2.10 Mampu memahami dan menjelaskan prognosis dari HIV


Tanpa pengobatan, waktu hidup bersih rata-rata setelah terinfeksi HIV diperkirakan 9
sampai 11 tahun, tergantung pada subtipe HIV, di daerah-daerah dimana banyak tersedia,
pengembangan ARV sebagai terapi efektif untuk infeksi HIV dan AIDS mengurangi kematian
tingkat dari penyakit dengan 80%, dan meningkatkan harapan hidup untuk orang yang
terinfeksi HIV baru didiagnosis sekitar 20 tahun.
Tanpa terapi antiretroviral, kematian biasanya terjadi dalam waktu satu tahun. Laju
perkembangan penyakit klinis sangat bervariasi antara individu dan telah terbukti dipengaruhi
oleh banyak faktor seperti kerentanan host dan fungsi kekebalan tubuh.

29
2.11 Mampu memahami dan menjelaskan pencegahan HIV
Anjuran dari badan kesehatan dan WHO:

1. Pendidikan kesehatan reproduksi untuk remaja dan dewasa muda


2. Program penyuluhan sebaya (peer group education) untuk berbagai kelompok
sasaran
3. Program kerjasama dengan media cetak dan elektronik
4. Paket pencegahan komprehensif untuk pengguna narkotika, termasuk program
pengadaan jarum suntik steril
5. Program pendidikan agama
6. Program layanan pengobatan infeksi menular seksual (IMS)
7. Program promosi kondom di lokalisasi pelacuran dan panti pijat
8. Pelatihan ketrampilan hidup
9. Program pengadaan tempat-tempat untuk tes HIV dan konseling
10. Dukungan untuk anak jalanan dan pengentasanprostitusi anak
11. Integrasi program pencegahan dengan program pengobatan, perawatn, dan
dukungan untuk ODHA
12. Program pencegahan penularan HIV dari ibu ke anak dengan pemberian obat
ARV
Bagi ibu yang terinfeksi HIV, agar tidak tertular ke bayi:
1. Mengambil pengobatan antiviral ketika trimester I, karena dapat menghambat transmis
virus dari ibu ke bayi
2. Ketika melahirkan, obat antiviral diberikan keibu dan anak untuk mengurangi resiko
transmisi HIV saat partus
3. Seorang ibu akan direkomendasikan untuk memberikan susu formula, karena virus HIV
dapat di transmisikan melalui ASI
(The Nermours Foundation, 1995)
Para pekerja kesehatan hendaknya mengikuti Universal Precaution:
1. Penanganan dan pembuangan barang-barang tajam
2. Mencuci tangan dengan sabun dan air sebelum dan sesudah dilakukannya semua
prosedur
3. Menggunakan alat pelindung seperti jubbah, sarung tangan, celemek, masker, dan
kacamata pelindung saat harus bersentuhan langsung dengan darah dan cairan tubuh
lainnya
4. Melakukan desinfeksi instrument kerja dan peralatan yang terkontaminasi
5. Penanganan sprei kotor/ bernoda secara tepat
(Komisi Penanggulangan AIDS, 2010-2011)
3.Mampu memahami dan menjelaskan KODEKI tentang HIV
ETIKA MENGHADAPI ODHA
Stigma dan diskriminasi, dibawah slogan "Live and Let Live" (Hidup dan Tetap
Tegar), telah ditetapkan menjadi tema Kampanye AIDS Dunia di tahun 2002-2003.
Stigma sering kali menyebabkan terjadinya diskriminasi dan akan mendorong munculnya

30
pelanggaran HAM bagi orang dengan HIV/AIDS dan keluarganya.
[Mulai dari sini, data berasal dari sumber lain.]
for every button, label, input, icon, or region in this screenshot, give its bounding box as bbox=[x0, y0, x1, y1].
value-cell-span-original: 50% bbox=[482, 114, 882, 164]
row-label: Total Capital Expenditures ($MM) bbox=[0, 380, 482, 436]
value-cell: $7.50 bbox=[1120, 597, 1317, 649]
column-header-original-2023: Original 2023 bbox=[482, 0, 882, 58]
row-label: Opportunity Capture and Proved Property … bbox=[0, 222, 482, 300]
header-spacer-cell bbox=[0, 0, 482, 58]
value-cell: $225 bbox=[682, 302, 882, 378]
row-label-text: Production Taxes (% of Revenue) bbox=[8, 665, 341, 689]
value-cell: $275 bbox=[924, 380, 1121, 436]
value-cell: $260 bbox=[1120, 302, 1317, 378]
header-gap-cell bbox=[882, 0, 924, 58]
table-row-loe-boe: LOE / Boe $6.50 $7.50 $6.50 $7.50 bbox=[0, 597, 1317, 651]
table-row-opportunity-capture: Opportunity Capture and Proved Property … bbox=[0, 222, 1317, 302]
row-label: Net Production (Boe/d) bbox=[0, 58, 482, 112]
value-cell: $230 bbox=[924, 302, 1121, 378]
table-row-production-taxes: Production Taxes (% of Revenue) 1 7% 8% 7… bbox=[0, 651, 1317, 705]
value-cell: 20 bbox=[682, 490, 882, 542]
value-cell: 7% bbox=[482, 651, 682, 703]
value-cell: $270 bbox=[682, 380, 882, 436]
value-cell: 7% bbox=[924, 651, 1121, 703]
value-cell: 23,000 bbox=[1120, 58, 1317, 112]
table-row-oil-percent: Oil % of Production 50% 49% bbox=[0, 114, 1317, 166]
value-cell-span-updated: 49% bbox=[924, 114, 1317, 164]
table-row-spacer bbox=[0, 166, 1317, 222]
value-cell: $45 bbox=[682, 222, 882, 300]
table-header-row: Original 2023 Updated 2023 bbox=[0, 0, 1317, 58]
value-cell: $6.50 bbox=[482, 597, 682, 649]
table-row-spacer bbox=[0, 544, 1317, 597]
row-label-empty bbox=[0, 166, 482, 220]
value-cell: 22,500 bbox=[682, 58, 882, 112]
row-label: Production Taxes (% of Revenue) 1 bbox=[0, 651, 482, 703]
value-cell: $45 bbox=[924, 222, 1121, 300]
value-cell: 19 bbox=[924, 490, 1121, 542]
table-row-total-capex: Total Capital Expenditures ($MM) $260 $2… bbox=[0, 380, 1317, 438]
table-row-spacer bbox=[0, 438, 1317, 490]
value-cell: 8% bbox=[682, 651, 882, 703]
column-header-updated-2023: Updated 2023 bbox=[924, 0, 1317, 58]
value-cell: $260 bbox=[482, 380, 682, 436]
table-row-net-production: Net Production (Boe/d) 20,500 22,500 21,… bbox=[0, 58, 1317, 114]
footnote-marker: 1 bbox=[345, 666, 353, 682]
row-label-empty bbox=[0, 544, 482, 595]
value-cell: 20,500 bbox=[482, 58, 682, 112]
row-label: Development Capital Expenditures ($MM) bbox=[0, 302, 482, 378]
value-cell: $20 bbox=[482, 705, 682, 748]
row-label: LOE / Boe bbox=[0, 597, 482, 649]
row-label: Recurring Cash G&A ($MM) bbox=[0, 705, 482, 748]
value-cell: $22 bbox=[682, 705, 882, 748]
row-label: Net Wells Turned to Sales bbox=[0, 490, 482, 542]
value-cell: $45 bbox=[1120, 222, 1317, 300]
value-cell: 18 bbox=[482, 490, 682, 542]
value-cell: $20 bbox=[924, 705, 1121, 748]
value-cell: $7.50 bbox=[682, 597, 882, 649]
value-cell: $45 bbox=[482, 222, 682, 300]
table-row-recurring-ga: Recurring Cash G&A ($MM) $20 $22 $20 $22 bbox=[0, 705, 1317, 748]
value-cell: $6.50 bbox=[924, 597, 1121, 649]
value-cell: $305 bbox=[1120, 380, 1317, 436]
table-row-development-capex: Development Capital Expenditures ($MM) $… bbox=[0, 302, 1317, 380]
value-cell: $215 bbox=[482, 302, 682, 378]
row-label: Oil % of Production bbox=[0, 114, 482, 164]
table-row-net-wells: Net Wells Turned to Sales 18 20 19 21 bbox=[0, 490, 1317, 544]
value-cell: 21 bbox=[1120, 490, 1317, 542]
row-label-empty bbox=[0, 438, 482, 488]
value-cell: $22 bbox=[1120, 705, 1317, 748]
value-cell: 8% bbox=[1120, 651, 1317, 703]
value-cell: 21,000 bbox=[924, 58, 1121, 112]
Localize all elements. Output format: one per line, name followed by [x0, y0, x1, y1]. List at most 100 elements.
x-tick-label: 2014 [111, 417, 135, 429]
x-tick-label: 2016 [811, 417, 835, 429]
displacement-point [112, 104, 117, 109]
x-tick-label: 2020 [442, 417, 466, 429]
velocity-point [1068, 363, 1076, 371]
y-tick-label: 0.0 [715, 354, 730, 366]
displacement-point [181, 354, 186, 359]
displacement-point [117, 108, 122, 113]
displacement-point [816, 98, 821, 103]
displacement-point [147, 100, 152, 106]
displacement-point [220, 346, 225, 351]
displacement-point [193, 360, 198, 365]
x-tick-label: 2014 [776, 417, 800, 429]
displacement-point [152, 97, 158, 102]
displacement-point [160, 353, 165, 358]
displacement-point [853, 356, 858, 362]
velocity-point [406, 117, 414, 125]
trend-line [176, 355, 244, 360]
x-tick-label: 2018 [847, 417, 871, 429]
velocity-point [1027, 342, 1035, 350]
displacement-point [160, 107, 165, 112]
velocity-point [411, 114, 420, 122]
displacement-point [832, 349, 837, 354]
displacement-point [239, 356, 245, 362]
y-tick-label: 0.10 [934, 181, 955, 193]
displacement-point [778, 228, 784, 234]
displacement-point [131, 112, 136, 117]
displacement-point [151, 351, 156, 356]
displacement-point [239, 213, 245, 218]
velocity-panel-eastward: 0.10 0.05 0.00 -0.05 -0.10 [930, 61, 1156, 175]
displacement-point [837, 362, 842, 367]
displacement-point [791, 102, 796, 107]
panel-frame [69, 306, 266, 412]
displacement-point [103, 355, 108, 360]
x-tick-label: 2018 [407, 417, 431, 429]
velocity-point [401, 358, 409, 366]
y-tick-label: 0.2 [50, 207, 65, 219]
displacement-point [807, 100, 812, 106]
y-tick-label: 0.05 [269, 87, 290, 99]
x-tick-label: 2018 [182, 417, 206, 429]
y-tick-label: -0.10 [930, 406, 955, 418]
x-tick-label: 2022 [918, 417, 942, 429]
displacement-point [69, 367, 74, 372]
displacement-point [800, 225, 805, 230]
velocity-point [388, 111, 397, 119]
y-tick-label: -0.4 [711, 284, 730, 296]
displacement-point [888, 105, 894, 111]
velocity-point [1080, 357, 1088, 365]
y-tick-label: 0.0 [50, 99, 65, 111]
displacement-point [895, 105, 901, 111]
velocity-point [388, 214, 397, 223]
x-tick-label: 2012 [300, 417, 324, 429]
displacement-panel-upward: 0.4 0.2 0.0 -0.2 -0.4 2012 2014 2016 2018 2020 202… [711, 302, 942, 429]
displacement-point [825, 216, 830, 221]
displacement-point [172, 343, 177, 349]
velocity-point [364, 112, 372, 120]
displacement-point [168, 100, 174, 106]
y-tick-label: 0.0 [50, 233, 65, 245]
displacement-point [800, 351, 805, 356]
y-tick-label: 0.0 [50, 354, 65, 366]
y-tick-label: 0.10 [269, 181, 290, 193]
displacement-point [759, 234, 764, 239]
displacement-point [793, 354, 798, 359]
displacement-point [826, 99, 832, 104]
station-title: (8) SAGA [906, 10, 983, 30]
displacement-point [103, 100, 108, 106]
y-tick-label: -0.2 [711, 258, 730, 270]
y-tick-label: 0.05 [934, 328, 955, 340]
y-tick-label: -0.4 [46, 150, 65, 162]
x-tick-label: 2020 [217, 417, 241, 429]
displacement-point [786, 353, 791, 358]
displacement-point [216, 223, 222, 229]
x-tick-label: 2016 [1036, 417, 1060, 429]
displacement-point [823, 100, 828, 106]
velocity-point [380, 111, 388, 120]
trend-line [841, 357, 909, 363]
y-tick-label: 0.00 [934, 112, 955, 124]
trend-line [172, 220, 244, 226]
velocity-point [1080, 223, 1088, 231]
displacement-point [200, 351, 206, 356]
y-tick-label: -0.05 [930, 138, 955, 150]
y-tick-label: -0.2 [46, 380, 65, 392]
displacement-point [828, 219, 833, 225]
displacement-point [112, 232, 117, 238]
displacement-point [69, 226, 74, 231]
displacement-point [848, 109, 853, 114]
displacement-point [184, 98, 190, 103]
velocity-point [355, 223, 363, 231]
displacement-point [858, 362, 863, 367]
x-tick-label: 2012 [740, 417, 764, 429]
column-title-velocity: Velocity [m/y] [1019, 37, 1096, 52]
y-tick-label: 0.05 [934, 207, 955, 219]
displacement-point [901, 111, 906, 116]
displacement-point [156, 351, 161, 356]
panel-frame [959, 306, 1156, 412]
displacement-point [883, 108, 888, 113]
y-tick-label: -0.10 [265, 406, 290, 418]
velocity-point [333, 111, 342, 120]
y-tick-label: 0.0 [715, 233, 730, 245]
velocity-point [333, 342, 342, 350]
Ini karena mengingat
HIV/AIDS sering diasosiasikan dengan seks, penggunaan narkoba dan kematian, banyak
orang yang tidak peduli, tidak menerima, dan takut terhadap penyakit ini di hampir
seluruh lapisan masyarakat. Stigma dan diskriminasi memperparah epidemi HIV/AIDS
(Kesrepro, 2007).
Diskriminasi terjadi ketika pandangan pandangan negatif mendorong orang atau
lembaga untuk memperlakukan seseorang secara tidak adil yang didasarkan pada
prasangka mereka akan status HIV seseorang. Contoh contoh diskriminasi meliputi para
staf rumah sakit atau penjara yang menolak memberikan pelayanan kesehatan kepada
ODHA atasan yang memberhentikan pegawainya berdasarkan status atau prasangka akan
status HIV mereka atau keluarga/masyarakat yang menolak mereka yang hidup, atau
dipercayai hidup, dengan HIV/AIDS. Tindakan diskriminasi semacam itu adalah sebuah
bentuk pelanggaran hak asasi manusia (Kesrepro, 2007)

KODEKI
Pasal 8
Dalam melakukan pekerjaannya seorang dokter harus memperhatikan kepentingan
masyarakat dan memperhatikan semua aspek pelayanan kesehatan yang menyeluruh
(promotif, preventif, kuratif dan rehabilitatif), baik fisik maupun psiko-sosial, serta
berusaha menjadi pendidik dan pengabdi masyarakat yang sebenar-benarnya.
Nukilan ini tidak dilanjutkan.